“People of conscience need to break their ties with corporations financing the injustice of climate change.”

Desmond Tutu

If extreme weather events and hunger caused by severe drought trouble you, you need to know about the Transition Pathway Initiative: supported by investors with over $9 trillion worth of assets. It’s providing a way forward for tracking alignment with the transition to a global low carbon economy, thus identifying - and enabling shareholders to influence - those businesses which are unwilling to tackle climate change: the single most serious issue facing the world today.

After eight weeks of blistering UK temperatures, ending in widespread storms and flooding, we guide you through this ground-breaking investment initiative and provide a link to its latest assessment.

Source: FT

The news has been beset by extreme weather events, many culminating in wildfires. This graphic is a Financial Times global summary as at last Saturday (27th July).

Meanwhile the latest issue of National Geographic magazine reports on the massive die-back of coral in the Great Barrier Reef, due to ocean warming.

As we proceed through this century, sea levels will start to rise, threatening cities like New York with no easy way to defend themselves against flooding.

Only a fortnight ago a dramatic image showed a Greenland iceberg the size of a small mountain threatening a local village with a tsunami as huge sections calved from it.

It may therefore have appeared somewhat inept for the Government to announce last Wednesday (25th July) that they were clearing the way for fracking to begin in the United Kingdom, allowing extraction of shale gas in Lancashire.

But of course that’s one of the complications of the transition to a low, or no carbon, economy - it’s a complicated business moving away from fossil fuels and we urgently need a way of measuring business progress.

One of the largest ‘socially responsible’ investors is the Church Commissioners (of which I’m a Governor, and a member of its Assets Committee). It has a total fund worth over £8 billion, and we’re particularly concerned to find an effective way of changing the business strategies of giant fossil fuel producers. Here’s a short video explaining why it’s so important, and how the Transition Pathway Initiative can help:


Engagement as a shareholder is much more effective than disinvesting, but there has to be a limit. So the Church Commissioners said they were supportive when the Church of England’s General Synod urged that 2023 should be the final year for remaining invested in intransigent fossil fuel producers. In five years’ time a significant exodus of investment from such companies could therefore begin.

Five years is not long, and over that period there could be a major parting of the ways between responsible energy producers - who intend to comply with the Paris accord on climate change - and those cowboy operators whose investment risk rating will rise as they are increasingly seen to be clinging on to stranded assets.

Whatever Donald Trump thinks about the Paris agreement, the weight of investment money will start calling the shots from 2023 onwards. As with so much in life, politics and regulation can only set the direction of change: it is business and the economy which must deliver.

So what is the Transition Pathway Initiative, and what do its assessments say? Set up by the National Investment Bodies of the Church of England, the Environment Agency Pension Fund and the Grantham Research Institute, here’s a link to its main brochure and website, describing how it measures business progress.

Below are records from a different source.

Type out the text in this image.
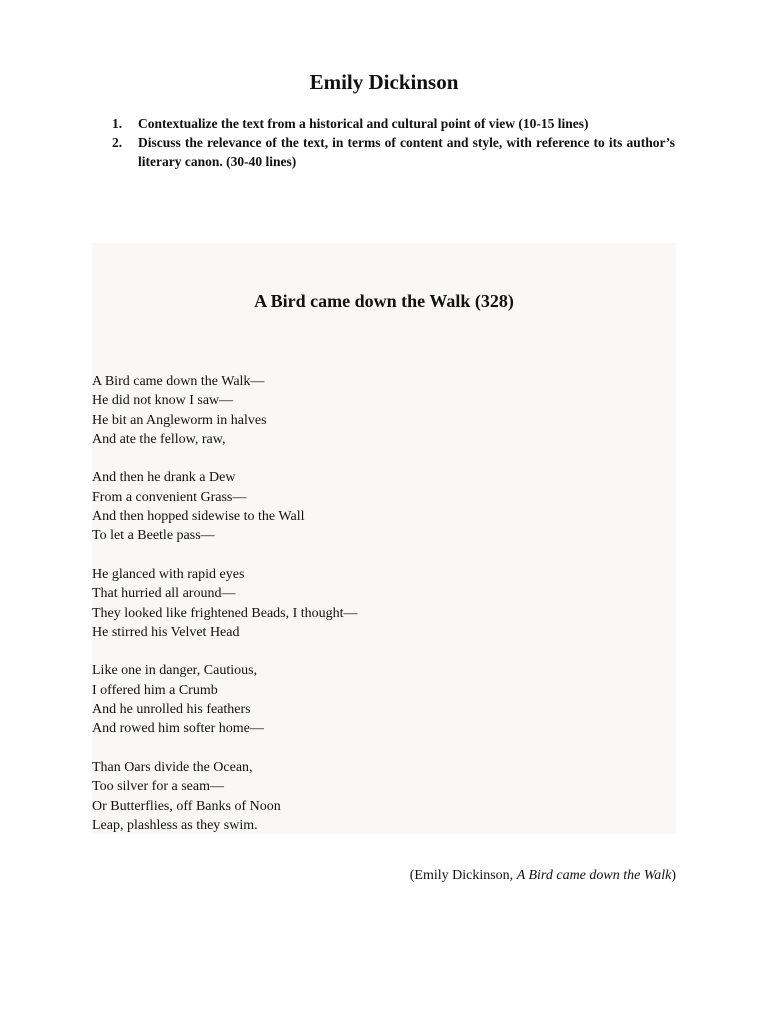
Emily Dickinson
1.	Contextualize the text from a historical and cultural point of view (10-15 lines)
2.	Discuss the relevance of the text, in terms of content and style, with reference to its author’s literary canon. (30-40 lines)
A Bird came down the Walk (328)
A Bird came down the Walk—
He did not know I saw—
He bit an Angleworm in halves
And ate the fellow, raw,
And then he drank a Dew
From a convenient Grass—
And then hopped sidewise to the Wall
To let a Beetle pass—
He glanced with rapid eyes
That hurried all around—
They looked like frightened Beads, I thought—
He stirred his Velvet Head
Like one in danger, Cautious,
I offered him a Crumb
And he unrolled his feathers
And rowed him softer home—
Than Oars divide the Ocean,
Too silver for a seam—
Or Butterflies, off Banks of Noon
Leap, plashless as they swim.
(Emily Dickinson, A Bird came down the Walk)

There are five levels against which companies are assessed:

  1. Unaware - head in the sand;
  2. Aware - but that’s as far as it goes;
  3. Building capacity - to deal with the challenge;
  4. Integrating policies into operational decision-making; and
  5. Publishing regular strategic assessments of progress towards meeting the Paris Accord requirements.

The Transition Pathway Initiative assesses a wide range of substantial energy companies and carbon intensive producers, including fossil fuel producers and auto manufacturers. It’s a rigorous assessment process, which also shows movement between the five levels over time. In the most recent assessment earlier this month, there were seventeen improving companies compared with three moving backwards. But there’s much more to do.

Shell is a good example of the changes which have been achieved already. Over the past three years, Shell has:

  • abandoned its Alaskan Arctic drilling programme;
  • sold all its undeveloped oil sands assets in Canada;
  • established a new energy business which now contains companies involved in electric vehicle charging, solar power and electricity supply; and
  • set an ambition to halve the carbon footprint of the energy products it supplies by 2050, for which it was applauded by the executive secretary of the UN Framework Convention on Climate Change.

As a result, this is the TPI assessment of Shell’s progress:

So if you care about the world we leave for our grandchildren and their grandchildren, the Transition Pathway Initiative is a vitally important tool to make real change happen. If you have investments, ask the firm you use to become a recognised supporter by signing up on the TPI website. Of course it doesn’t force their hand in terms of decisions, but it does mean that they’ll be kept up-to-date with the latest developments and research findings in order to help keep climate change in check.